Asking questions is fine! It's great. It's how we learn. But cavalier comments like the OP are downvoted not because they are asking serious questions, but for stinking of militant ignorance.
Still, I find no harm in asking "what is it about this species that makes them stand out?" I was expecting to get factual answers along the lines of "these butterflies are tied to this specific other species and we know that this could snowball into X, Y, Z". I would've liked to hear something like this instead of the other patronizing answers and the accusative tone.
> Asking questions is fine! It's great. It's how we learn. But cavalier comments like the OP are downvoted not because they are asking serious questions, but for stinking of militant ignorance.
I'm getting downvoted just like OP. Am I being cavalier too?
I'm more concerned about our inability to have a discussion without assigning nefarious implicit meaning to questions.
I realize that denying human impact on the environment is a reality in US politics. I'm not from the US. I don't understand much of these things.
If you don't mind me asking, what exactly in OP's question made it stink of militant ignorance? Am I displaying the same ignorance as well? Or am I only expected to perpetuate the outrage and never question anything.
For instance can I ask where this comes from "The extinction rate today is 100 to 1000 times higher than geological norms." or will it sound like I'm denying all human impact on the planet?
Because it's a symptom of a much larger problem. Namely, collapse of insects in general: https://www.theguardian.com/environment/2019/jan/15/insect-c...
Unless you've been living under a rock for the past few years, there've been multiple reported rapid declines across multiple species, not just "this species that for some reason stands out". Some species are naturally more studied than others (because of availability, accessibility, observability etc.), and when they collapse, it's can be immediately observed.
Robert Paine developed the theory when he went to a bunch of tide pools and picked out some of their starfish. What he found was that the ecosystems (isolated tide pools) where he removed all of the starfish rapidly collapsed. It turns out that the starfish were critical to controlling the population of another animal that was preying on herbivores. When the starfish disappeared, its prey grew out of control and ate all the herbivores. This caused seaweed and other plants to grow out of control, exhausting several key resources faster than the ecosystem could naturally replenish them, until the tide pool became a deadzone.

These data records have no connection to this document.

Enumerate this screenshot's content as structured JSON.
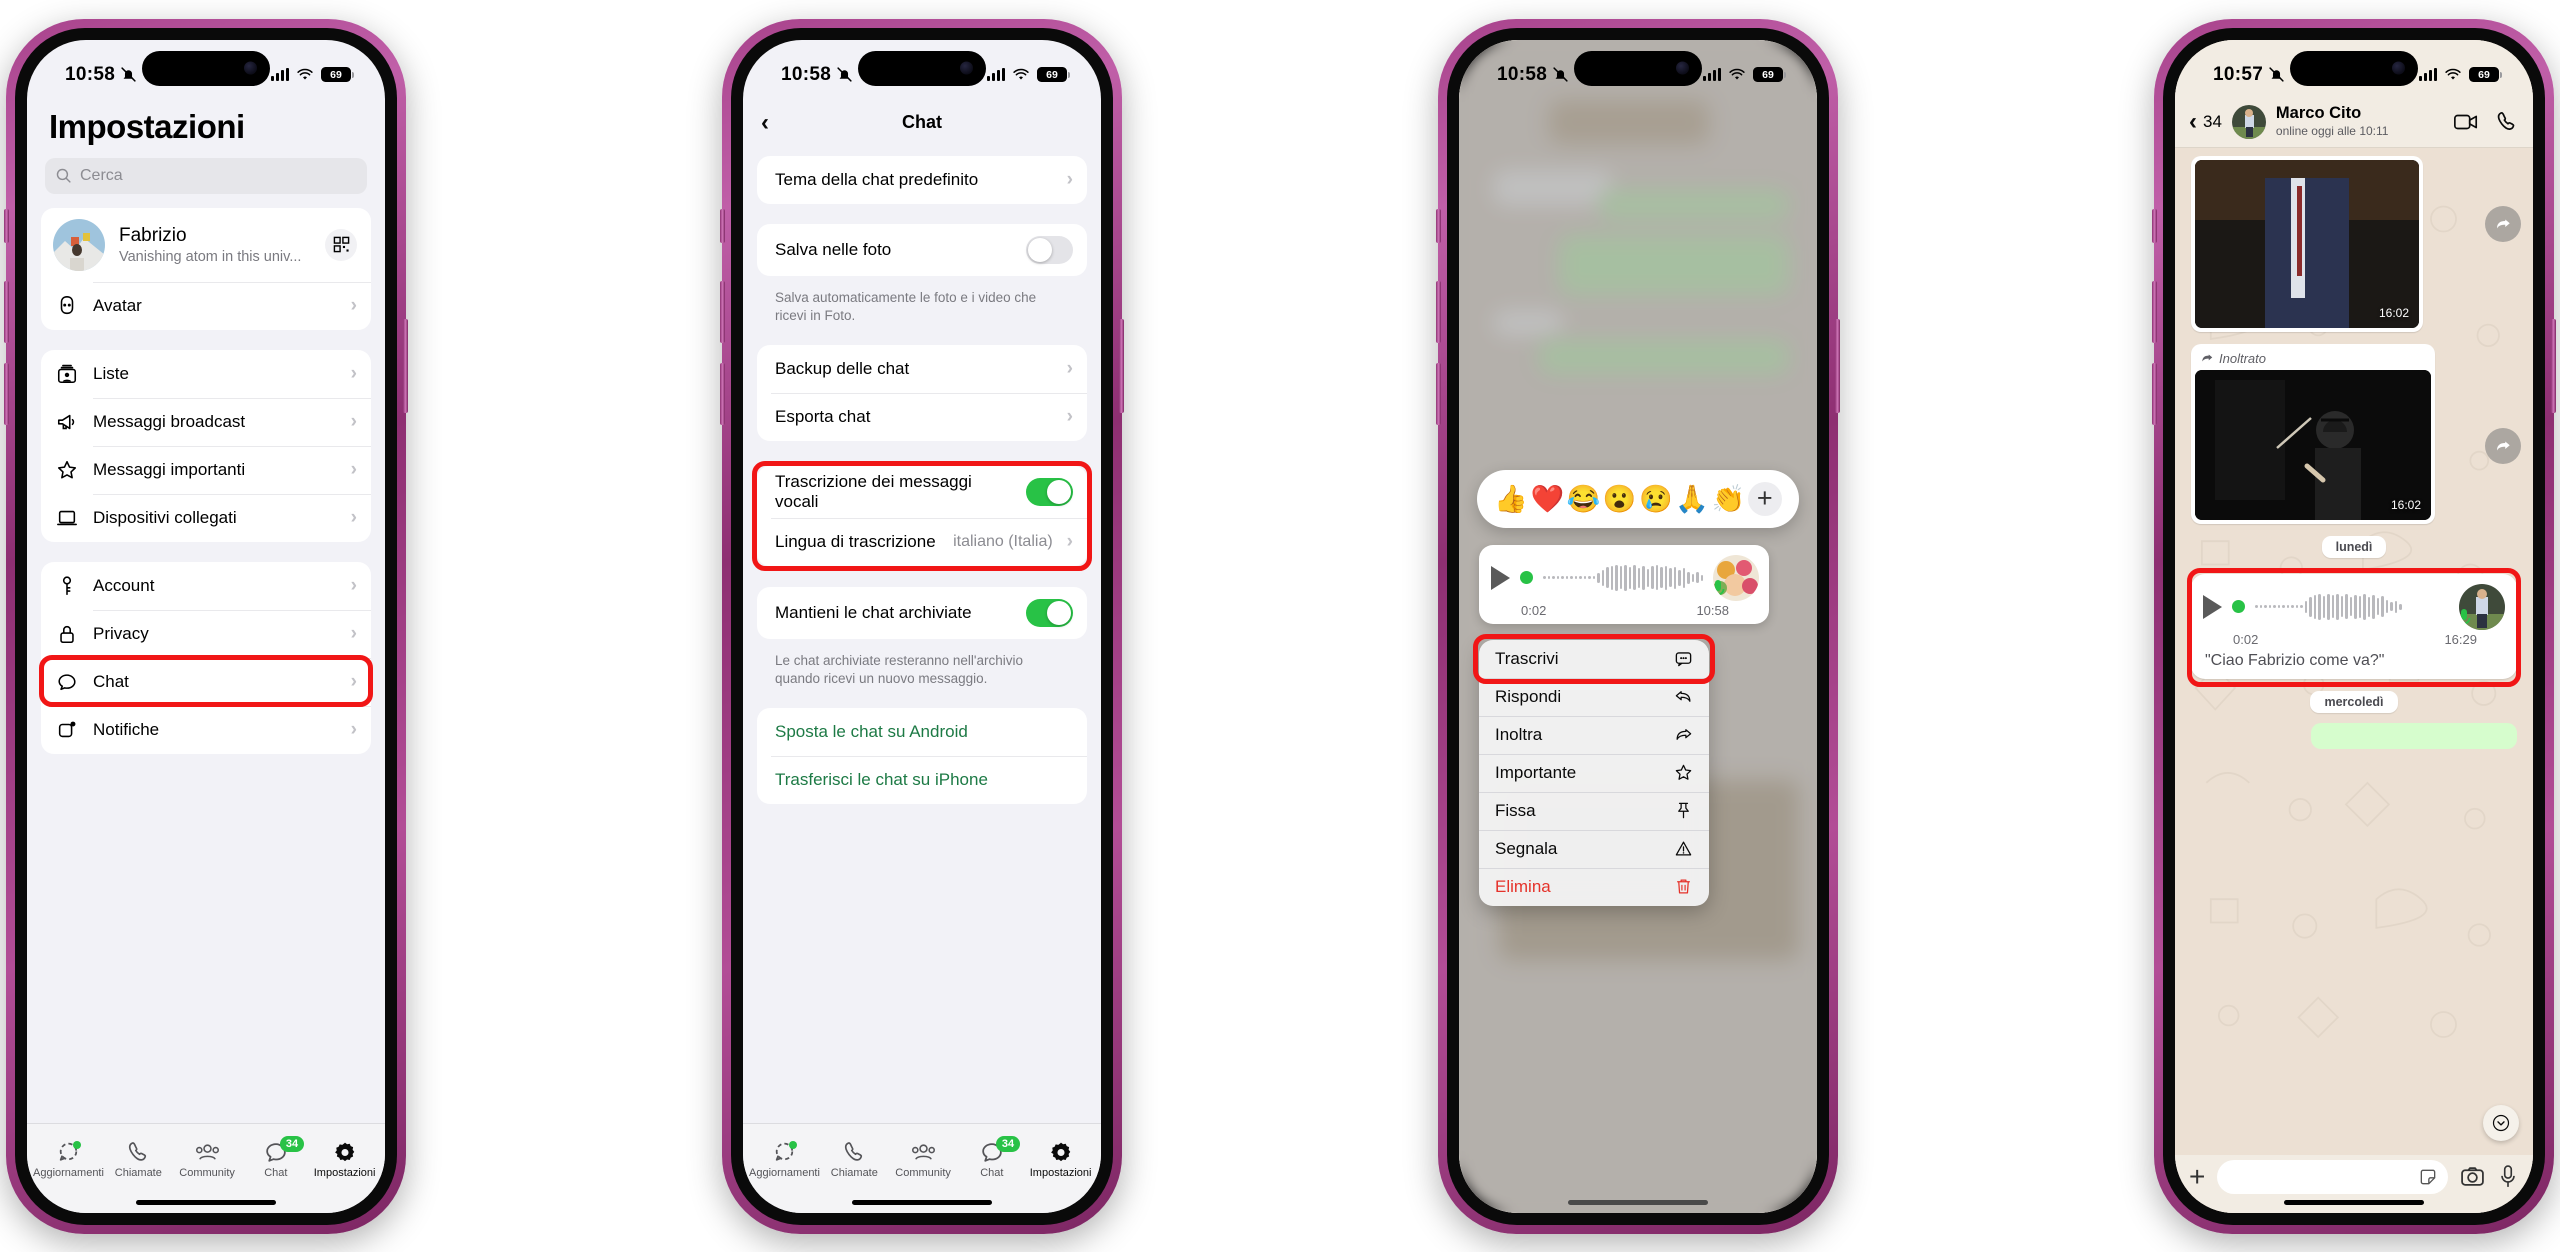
{
  "phone1": {
    "status": {
      "time": "10:58",
      "bell": "bell-slash-icon",
      "battery": "69"
    },
    "title": "Impostazioni",
    "search_placeholder": "Cerca",
    "profile": {
      "name": "Fabrizio",
      "status": "Vanishing atom in this univ...",
      "qr": "qr-code-icon"
    },
    "group_a": [
      {
        "label": "Avatar",
        "icon": "avatar-icon"
      }
    ],
    "group_b": [
      {
        "label": "Liste",
        "icon": "lists-icon"
      },
      {
        "label": "Messaggi broadcast",
        "icon": "megaphone-icon"
      },
      {
        "label": "Messaggi importanti",
        "icon": "star-icon"
      },
      {
        "label": "Dispositivi collegati",
        "icon": "laptop-icon"
      }
    ],
    "group_c": [
      {
        "label": "Account",
        "icon": "key-icon"
      },
      {
        "label": "Privacy",
        "icon": "lock-icon"
      },
      {
        "label": "Chat",
        "icon": "chat-bubble-icon"
      },
      {
        "label": "Notifiche",
        "icon": "notification-icon"
      }
    ],
    "tabs": [
      {
        "label": "Aggiornamenti",
        "icon": "updates-icon",
        "badge": "",
        "dot": true
      },
      {
        "label": "Chiamate",
        "icon": "phone-icon",
        "badge": ""
      },
      {
        "label": "Community",
        "icon": "community-icon",
        "badge": ""
      },
      {
        "label": "Chat",
        "icon": "chats-icon",
        "badge": "34"
      },
      {
        "label": "Impostazioni",
        "icon": "settings-gear-icon",
        "badge": "",
        "active": true
      }
    ]
  },
  "phone2": {
    "status": {
      "time": "10:58",
      "battery": "69"
    },
    "nav_title": "Chat",
    "back": "‹",
    "group_a": [
      {
        "label": "Tema della chat predefinito"
      }
    ],
    "save_photos": {
      "label": "Salva nelle foto",
      "on": false
    },
    "save_photos_note": "Salva automaticamente le foto e i video che ricevi in Foto.",
    "group_b": [
      {
        "label": "Backup delle chat"
      },
      {
        "label": "Esporta chat"
      }
    ],
    "transcription": {
      "toggle_label": "Trascrizione dei messaggi vocali",
      "toggle_on": true,
      "language_label": "Lingua di trascrizione",
      "language_value": "italiano (Italia)"
    },
    "archive": {
      "label": "Mantieni le chat archiviate",
      "on": true
    },
    "archive_note": "Le chat archiviate resteranno nell'archivio quando ricevi un nuovo messaggio.",
    "links": [
      "Sposta le chat su Android",
      "Trasferisci le chat su iPhone"
    ],
    "tabs": [
      {
        "label": "Aggiornamenti",
        "badge": ""
      },
      {
        "label": "Chiamate",
        "badge": ""
      },
      {
        "label": "Community",
        "badge": ""
      },
      {
        "label": "Chat",
        "badge": "34"
      },
      {
        "label": "Impostazioni",
        "badge": "",
        "active": true
      }
    ]
  },
  "phone3": {
    "status": {
      "time": "10:58",
      "battery": "69"
    },
    "reactions": [
      "👍",
      "❤️",
      "😂",
      "😮",
      "😢",
      "🙏",
      "👏"
    ],
    "add_reaction": "+",
    "voice": {
      "duration": "0:02",
      "time": "10:58"
    },
    "menu": [
      {
        "label": "Trascrivi",
        "icon": "transcribe-icon",
        "highlight": true
      },
      {
        "label": "Rispondi",
        "icon": "reply-icon"
      },
      {
        "label": "Inoltra",
        "icon": "forward-icon"
      },
      {
        "label": "Importante",
        "icon": "star-icon"
      },
      {
        "label": "Fissa",
        "icon": "pin-icon"
      },
      {
        "label": "Segnala",
        "icon": "report-icon"
      },
      {
        "label": "Elimina",
        "icon": "trash-icon",
        "danger": true
      }
    ]
  },
  "phone4": {
    "status": {
      "time": "10:57",
      "battery": "69"
    },
    "back_count": "34",
    "contact": {
      "name": "Marco Cito",
      "presence": "online oggi alle 10:11"
    },
    "actions": {
      "video": "video-call-icon",
      "call": "voice-call-icon"
    },
    "msg1": {
      "time": "16:02"
    },
    "forwarded_label": "Inoltrato",
    "msg2": {
      "time": "16:02"
    },
    "day1": "lunedì",
    "voice": {
      "duration": "0:02",
      "time": "16:29",
      "transcript": "\"Ciao Fabrizio come va?\""
    },
    "day2": "mercoledì",
    "composer": {
      "plus": "+",
      "sticker": "sticker-icon",
      "camera": "camera-icon",
      "mic": "microphone-icon"
    },
    "scroll_down": "chevron-down-icon"
  },
  "colors": {
    "highlight": "#f11616",
    "green": "#28c246",
    "link_green": "#1d7a45"
  }
}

> This “biological annihilation” underlines the seriousness for humanity of Earth’s ongoing sixth mass extinction event.
The California Monarch is the proverbial (and perhaps almost literal) canary in a coal mine. When the canary dies, sad though that might be, that is not the tragic event. No, the real tragedy is yet to come (when the mine blows, or you all suffocate on methane).
So though your question might be honest, it is likely to cause one to wonder, "where the hell have you been for the last ten years?" and irresponsibly hit the down button.
Its one things for a species to go extinct unable to evolve to the ecosystem. Its a totally different thing for a perfectly evolved species well integrated into an ecosystems life cycle to be eliminated by Human intervention.
We don't completely understand the effects of such mass extinctions going due to human actions. Mostly they are going to be bad.
Thing of this you need a range of insect species for pollination. Not just to product food, but even to maintain the existing population of trees. If you can't product food, or if trees don't grow. Eventually it will be our turn to go extinct, or at least suffer huge losses in population.
There's already a discussion on a general insect population decline on the frontpage.
Milkweed is often found on the edges of corn/soy fields so there is definitely an add on effect, but its probably not the root cause. The solution is pretty clear though, if you care about monarchs, plant some milkweed.